Франциск отправился в Рай животных, — никогда туда не проникали люди, кроме молоденьких девушек. Он встретил там Зайца, бродившего в отчаянии. Но только Ушастик заметил своего господина, как начал выказывать страшную радость, незаметно дрожа и глядя еще неподвижнее, чем всегда.

— Здравствуй, мой брат, — сказал Франциск. — Я чуял, как страдает твое сердце, и пришел сюда, чтобы ты мне рассказал о своей печали. Может быть, ты ел слишком много горьких зерен. Почему ты не наслаждаешься миром, как белые ягнята и горлицы? О, полевой бродяжка, что ты ищешь тревожно здесь, здесь, где никогда ты не услышишь дыханья собак, бегущих за твоей бедной шерсткой?

— О милый, друг, я ищу здесь моего Бога, — ответил Заячья Губа. — Пока ты был им на земле, я оставался спокойным. Но здесь в Раю я заблудился, не чувствуя рядом тебя, о божественный друг животных. Моя душа страдает, не находя Бога.

— Думаешь ли ты, — продолжал Франциск, — что Бог покинул зайцев и что они одни на свете не могут войти в Рай?!

— О, нет, — ответил ему Стертая Лапка, — я не думаю об этих вещах. Я шел за тобой потому, что научился узнавать тебя, как плетень. Тщетно я искал в этих лугах Бога, о котором ты говоришь. Мои спутники нашли его тотчас и вошли каждый в свой Рай, я же блуждаю. С той минуты, когда мы расстались с тобой и я попал на небо, тоска по земле заставляет биться мое дикое и ребяческое сердце.

О Франциск, о мой друг, о моя единая вера, отдай мне землю. Я чувствую что здесь я не у себя. Верни мне мои грязные борозды, мои глинистые тропинки. Верни мне мою долину, где рожок охотника колебал туманы. Верни мне ямочку, где я слушал, как благовест, лай гончих с висячими ушами. Верни мне мой страх. Верни мне мой ужас. Верни мне мой луг, на котором ты нашел меня. Верни мне зарю на реке, откуда осторожный рыболов вытаскивает угрей. Верни мне отаву, синюю от луны, и мою тайную пугливую любовь в диком щавеле, когда я больше не отличал падающий лепесток шиповника от розового языка моей подруги. Верни мне мою слабость. И пойди скажи Богу, что я не в силах больше оставаться у Него.

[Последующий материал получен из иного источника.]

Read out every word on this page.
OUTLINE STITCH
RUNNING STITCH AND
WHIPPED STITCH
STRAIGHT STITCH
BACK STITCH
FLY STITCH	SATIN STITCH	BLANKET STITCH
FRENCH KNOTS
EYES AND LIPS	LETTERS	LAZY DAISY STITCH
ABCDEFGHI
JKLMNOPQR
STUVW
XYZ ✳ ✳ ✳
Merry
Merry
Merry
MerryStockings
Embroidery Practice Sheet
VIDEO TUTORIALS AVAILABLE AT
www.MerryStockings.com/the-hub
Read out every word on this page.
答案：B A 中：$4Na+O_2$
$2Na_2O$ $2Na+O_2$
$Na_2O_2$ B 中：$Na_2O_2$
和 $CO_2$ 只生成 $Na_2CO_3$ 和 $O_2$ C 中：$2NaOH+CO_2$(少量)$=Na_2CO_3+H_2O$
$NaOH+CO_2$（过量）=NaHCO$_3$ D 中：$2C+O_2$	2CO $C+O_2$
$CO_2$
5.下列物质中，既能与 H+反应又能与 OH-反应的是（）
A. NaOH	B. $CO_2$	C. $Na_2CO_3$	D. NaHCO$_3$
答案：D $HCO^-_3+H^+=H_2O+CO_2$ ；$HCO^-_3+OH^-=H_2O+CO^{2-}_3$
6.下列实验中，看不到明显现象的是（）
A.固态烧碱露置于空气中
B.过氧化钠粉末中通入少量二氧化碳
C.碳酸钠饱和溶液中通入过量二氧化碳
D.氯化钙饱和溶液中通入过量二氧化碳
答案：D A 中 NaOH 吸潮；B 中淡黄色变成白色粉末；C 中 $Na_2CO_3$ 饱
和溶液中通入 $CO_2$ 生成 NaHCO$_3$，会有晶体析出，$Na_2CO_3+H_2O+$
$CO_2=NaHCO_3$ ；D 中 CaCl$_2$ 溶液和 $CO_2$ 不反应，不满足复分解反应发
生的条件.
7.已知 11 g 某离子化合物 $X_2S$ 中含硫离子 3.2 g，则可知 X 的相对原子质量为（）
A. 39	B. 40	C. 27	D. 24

— О Стертая Лапка, — ответил Франциск, — о мой друг, о нежный боязливый простак, о Заяц с малой верой, богохульник, если ты не нашел твоего Бога, то это потому, что ты не умер, как твои товарищи.

— Но, если я умру, чем я стану? — воскликнул Рыжая Шерстка.

И Франциск ответил:

— Если ты умрешь, ты станешь своим Раем.

Беседуя так, они пришли к границе Рая животных. Здесь начинался Рай людей. Заяц опустил голову и прочел на маленьком домике надпись, указывающую направление.

Кастети-Балансон 5 к.


День был такой жаркий, что надпись, казалось, трепетала. Вдали дорога пылила, как в сестре Анне, когда говорят: «сестра, ты ничего не видишь?» Бледная сухость ее была прекрасна, горько напитанная мятой.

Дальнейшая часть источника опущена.